The downside was the number of endpoints I had to create. I'm still at a reasonable amount but I don't see this scale that well. I also see this scale (sorry for the confusion) with a proper project structure and defined patterns. Based on my current experience this app cannot grow any larger until I settle on a pattern to follow. On one hand, for small apps, you don't have to worry too much about it, beyond that you should come prepared with a plan. The flip side of having these many endpoints is that you have fine grained control over the minimum amount of HTML that needs to be returned. Sometimes small snippets could work well even with slow networks (haven't tested that yet).
You still live in a world of components. Kind of. As you build templates and you want to get granular on exactly which portion of the UI needs updating, you end up splitting that out. This is helpful if you are used to think in terms of components, although very differently from the React world. The workflow feels quite natural most of the time. You start with an endpoint that serves a very specific purpose, do the validation you need, fetch the data to populate the UI, and then you go create the template that will be returned. You can keep the focus because you are not distracted by build tools, framework hopping, and general context switching.

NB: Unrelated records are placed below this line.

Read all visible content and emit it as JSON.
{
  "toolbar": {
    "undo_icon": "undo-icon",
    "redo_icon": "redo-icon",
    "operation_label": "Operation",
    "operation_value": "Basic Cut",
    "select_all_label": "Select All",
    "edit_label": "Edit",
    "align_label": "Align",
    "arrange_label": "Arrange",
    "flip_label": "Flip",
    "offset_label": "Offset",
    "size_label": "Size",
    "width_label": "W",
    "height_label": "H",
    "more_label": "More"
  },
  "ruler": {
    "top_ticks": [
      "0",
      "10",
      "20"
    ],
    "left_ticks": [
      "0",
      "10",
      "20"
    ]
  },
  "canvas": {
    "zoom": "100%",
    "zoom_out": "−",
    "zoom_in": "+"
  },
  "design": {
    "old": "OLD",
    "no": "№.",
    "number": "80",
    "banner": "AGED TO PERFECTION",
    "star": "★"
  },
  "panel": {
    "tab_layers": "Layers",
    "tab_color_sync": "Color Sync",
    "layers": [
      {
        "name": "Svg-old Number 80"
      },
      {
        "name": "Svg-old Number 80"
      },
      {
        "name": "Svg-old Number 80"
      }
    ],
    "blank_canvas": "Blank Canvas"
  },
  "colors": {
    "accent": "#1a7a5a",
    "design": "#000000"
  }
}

Some things get very repetitive (as do most APIs), but Copilot was a big help in taking the boring stuff out of development worries. As I said in other thoughts, it does well as a smart autocomplete and allows you to avoid getting distracted. You keep chugging along focusing on the important and more fun business logic, and leave the rest to your virtual assistant.
Thoughts
I enjoyed this experience and I will keep using my budgeting app and refine a few quirks here and there. I got a lot more done in a month than I ever did in previous iterations of this. Between Copilot getting rid of the mind numbing stuff and being able to stick with Go for the most part, made this enjoyable. Anytime I had to do something beyond what HTMX offers out of the box (e.g. an htmx-get that should update the UI in very different parts with different data), I could add some JS and get the job done. If you don't care too much about styling and you're not too familiar with Tailwind, the basics are pretty simple to grasp, you can polish it enough so it doesn't make your eyes bleed. I sometimes summoned Copilot, but it would just generate very boilerplate-y designs that were unappealing. All in all, thumbs up for Copilot, thumbs up for HTMX in small apps, neutral about Tailwind but just because I didn't make too much of an effort beyond getting it done. Oh almost forgot, it was nice writing pure HTML for my templates!